Wichtig ist, dass der Gesprächspartner etwas langsamer, deutlicher, vielleicht auch ein bisschen lauter spricht, aber auf gar keinen Fall schreit. Wenn man sich zusätzlich in die Augen schaut und nacheinander redet, lässt sich für einen Augenblick vergessen, dass eine Behinderung das Leben immer wieder beeinträchtigt. Die Sache mit dem Telefonieren zum Beispiel, die hat Petra Karl schon vor längerer Zeit Mann und Kindern überlassen.
Schwerhörige sind anders
Dass manche Schwerhörige selbst keine Gesprächsdisziplin beweisen, ärgert besonders Anna Reinmann, die auch immer wieder erlebt, dass neu installierte Induktionsanlagen in Kirchen nicht genutzt werden - aus Eitelkeit, weil's bisher ja auch irgendwie ohne ging. Ja, "es gibt Schlimmeres, aber man muss immer erst mit seinem fertig werden", sagt Reinmann, die mittlerweile gelernt hat, mit ihrer körperlichen Einschränkung, ihrer Behinderung, umzugehen: "Umso länger man schwerhörig ist, desto selbstbewusster wird man." Auch Petra Karl ist stark, lacht, versteckt ihr Ohr mit Hörgerät nicht krampfhaft hinter ihren langen, dunkelblonden Haaren.
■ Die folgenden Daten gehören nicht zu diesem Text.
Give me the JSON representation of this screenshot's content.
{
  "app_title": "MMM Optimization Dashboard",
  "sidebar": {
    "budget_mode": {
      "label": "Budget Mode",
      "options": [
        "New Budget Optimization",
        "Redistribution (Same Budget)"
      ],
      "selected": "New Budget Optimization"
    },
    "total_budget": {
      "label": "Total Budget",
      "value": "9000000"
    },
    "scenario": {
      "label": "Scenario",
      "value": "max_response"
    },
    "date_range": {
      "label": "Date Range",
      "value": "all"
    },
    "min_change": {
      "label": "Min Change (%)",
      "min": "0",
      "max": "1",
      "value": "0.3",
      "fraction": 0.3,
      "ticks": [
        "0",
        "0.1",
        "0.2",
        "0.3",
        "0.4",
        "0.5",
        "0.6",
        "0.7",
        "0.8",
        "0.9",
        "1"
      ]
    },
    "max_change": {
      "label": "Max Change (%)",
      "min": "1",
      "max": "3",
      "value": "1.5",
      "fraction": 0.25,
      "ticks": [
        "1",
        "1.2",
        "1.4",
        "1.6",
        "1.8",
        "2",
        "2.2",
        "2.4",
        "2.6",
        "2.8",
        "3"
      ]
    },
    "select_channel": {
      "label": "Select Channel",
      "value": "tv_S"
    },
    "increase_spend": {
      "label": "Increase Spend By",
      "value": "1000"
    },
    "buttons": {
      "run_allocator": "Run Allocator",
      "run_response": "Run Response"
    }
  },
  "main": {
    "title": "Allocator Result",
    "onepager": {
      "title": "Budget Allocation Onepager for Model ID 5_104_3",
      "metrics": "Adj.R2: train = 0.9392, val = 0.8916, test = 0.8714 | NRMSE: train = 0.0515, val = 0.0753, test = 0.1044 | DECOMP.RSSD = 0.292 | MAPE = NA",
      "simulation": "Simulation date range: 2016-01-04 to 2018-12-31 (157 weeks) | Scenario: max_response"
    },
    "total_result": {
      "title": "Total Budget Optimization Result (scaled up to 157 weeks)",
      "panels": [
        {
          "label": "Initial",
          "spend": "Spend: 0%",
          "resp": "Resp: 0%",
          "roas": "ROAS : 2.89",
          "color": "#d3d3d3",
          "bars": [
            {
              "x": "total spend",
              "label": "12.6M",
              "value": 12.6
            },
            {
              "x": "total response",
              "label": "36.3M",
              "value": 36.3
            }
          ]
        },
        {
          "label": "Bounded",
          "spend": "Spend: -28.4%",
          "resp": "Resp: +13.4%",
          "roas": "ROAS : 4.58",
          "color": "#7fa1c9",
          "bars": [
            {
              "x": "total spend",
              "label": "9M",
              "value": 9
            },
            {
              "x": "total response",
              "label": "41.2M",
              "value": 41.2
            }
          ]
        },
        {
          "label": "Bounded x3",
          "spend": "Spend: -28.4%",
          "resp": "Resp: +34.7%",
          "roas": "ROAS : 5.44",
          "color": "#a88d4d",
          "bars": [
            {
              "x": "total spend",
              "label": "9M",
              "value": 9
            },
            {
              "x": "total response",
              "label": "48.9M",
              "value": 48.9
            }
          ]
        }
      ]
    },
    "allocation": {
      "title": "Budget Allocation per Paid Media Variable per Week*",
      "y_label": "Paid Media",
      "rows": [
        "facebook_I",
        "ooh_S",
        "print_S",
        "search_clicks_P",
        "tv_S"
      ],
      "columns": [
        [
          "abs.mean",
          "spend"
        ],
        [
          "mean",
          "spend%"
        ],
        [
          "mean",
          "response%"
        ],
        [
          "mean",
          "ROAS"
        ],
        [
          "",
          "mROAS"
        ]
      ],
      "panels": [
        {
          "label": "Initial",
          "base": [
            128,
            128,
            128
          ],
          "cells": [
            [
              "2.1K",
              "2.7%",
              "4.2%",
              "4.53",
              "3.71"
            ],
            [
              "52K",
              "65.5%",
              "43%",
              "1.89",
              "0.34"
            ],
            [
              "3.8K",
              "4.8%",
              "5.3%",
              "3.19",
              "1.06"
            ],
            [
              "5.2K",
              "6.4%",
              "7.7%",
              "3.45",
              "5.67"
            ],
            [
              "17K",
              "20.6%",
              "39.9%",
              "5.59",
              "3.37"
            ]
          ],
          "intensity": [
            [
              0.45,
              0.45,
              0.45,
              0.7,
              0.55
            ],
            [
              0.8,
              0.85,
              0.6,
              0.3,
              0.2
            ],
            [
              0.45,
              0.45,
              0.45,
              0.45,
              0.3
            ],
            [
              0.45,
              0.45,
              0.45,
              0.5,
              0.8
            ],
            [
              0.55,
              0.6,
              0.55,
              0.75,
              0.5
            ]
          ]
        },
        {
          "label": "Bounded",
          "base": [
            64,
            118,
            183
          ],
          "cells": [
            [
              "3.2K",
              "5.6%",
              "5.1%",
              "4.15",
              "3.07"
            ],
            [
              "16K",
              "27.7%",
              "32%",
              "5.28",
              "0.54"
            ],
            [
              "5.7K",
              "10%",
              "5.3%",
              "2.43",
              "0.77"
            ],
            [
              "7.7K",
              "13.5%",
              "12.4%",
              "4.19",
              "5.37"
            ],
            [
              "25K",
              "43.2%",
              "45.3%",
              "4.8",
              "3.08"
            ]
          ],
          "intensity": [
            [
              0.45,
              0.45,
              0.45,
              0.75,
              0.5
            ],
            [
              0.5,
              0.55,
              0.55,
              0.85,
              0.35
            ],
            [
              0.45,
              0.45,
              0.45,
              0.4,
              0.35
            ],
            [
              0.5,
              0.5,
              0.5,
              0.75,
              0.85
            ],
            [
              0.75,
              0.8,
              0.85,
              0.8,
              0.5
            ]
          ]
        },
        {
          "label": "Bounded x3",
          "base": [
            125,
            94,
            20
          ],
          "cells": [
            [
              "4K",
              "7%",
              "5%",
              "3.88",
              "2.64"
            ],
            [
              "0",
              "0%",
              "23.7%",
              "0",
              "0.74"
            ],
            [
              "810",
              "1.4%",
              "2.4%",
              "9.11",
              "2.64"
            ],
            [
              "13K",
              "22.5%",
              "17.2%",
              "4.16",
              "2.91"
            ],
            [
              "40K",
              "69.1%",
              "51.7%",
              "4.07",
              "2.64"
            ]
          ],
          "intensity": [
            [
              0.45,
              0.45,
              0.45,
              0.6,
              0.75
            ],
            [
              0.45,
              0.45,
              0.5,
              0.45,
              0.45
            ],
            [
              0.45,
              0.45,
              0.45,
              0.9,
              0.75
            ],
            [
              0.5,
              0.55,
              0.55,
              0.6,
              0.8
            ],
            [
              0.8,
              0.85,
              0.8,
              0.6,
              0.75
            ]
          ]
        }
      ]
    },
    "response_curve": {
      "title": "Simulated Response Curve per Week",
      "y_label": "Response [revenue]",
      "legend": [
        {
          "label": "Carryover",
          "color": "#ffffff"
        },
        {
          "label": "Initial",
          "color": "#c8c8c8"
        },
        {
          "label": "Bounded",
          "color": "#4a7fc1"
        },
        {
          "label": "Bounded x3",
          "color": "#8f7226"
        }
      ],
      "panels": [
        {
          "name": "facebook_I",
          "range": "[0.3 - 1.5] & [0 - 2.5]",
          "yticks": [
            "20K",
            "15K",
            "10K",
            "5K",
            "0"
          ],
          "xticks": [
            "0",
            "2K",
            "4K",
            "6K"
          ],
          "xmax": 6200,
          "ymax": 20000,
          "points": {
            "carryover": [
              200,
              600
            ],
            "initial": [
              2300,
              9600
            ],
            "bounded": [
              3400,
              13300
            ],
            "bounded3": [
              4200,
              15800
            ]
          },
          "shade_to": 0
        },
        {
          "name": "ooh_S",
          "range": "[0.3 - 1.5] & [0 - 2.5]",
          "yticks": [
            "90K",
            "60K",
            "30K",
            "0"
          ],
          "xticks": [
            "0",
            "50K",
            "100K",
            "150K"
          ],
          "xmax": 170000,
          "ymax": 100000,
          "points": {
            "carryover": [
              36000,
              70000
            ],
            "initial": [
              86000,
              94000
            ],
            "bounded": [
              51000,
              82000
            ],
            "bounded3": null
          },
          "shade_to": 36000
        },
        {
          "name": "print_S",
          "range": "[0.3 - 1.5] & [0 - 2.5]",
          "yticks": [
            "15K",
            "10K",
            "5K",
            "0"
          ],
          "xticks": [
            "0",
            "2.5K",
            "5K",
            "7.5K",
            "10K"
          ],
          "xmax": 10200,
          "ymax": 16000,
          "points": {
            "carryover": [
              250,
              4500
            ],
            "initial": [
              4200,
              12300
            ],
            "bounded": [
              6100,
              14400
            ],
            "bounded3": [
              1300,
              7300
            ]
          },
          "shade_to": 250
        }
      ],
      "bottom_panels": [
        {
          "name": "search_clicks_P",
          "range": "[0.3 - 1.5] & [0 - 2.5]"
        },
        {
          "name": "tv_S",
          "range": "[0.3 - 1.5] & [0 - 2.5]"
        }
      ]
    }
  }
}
Was die Spardorferin immer noch "furchtbar" trifft, sind Begegnungen mit Menschen, die von ihrer Einschränkung neu erfahren, augenblicklich überfordert sind und dann nur noch mit ihrem Mann sprechen, sie gar nicht beachten. Oder, dass ihr Sohn in der Schule für seine schwerhörige Mutter gehänselt wurde. Das, was aber letztlich zählt, ist der Zusammenhalt, wenn der Sohn nach Hause kommt und sagt: "Mama, du kannst doch gar nichts dafür, dass du schlecht hörst."
Ob ein Hund bellt oder eine Katze in der Nachbarschaft miaut, aus welcher Richtung ein Geräusch kommt, das können Anna Reinmann und Petra Karl seit vielen Jahren nicht mehr wahrnehmen. Dank technischer Unterstützung im Ohr können sie sich aber untereinander darin bestärken, dass auch ein schwerhöriges Leben lebenswert ist.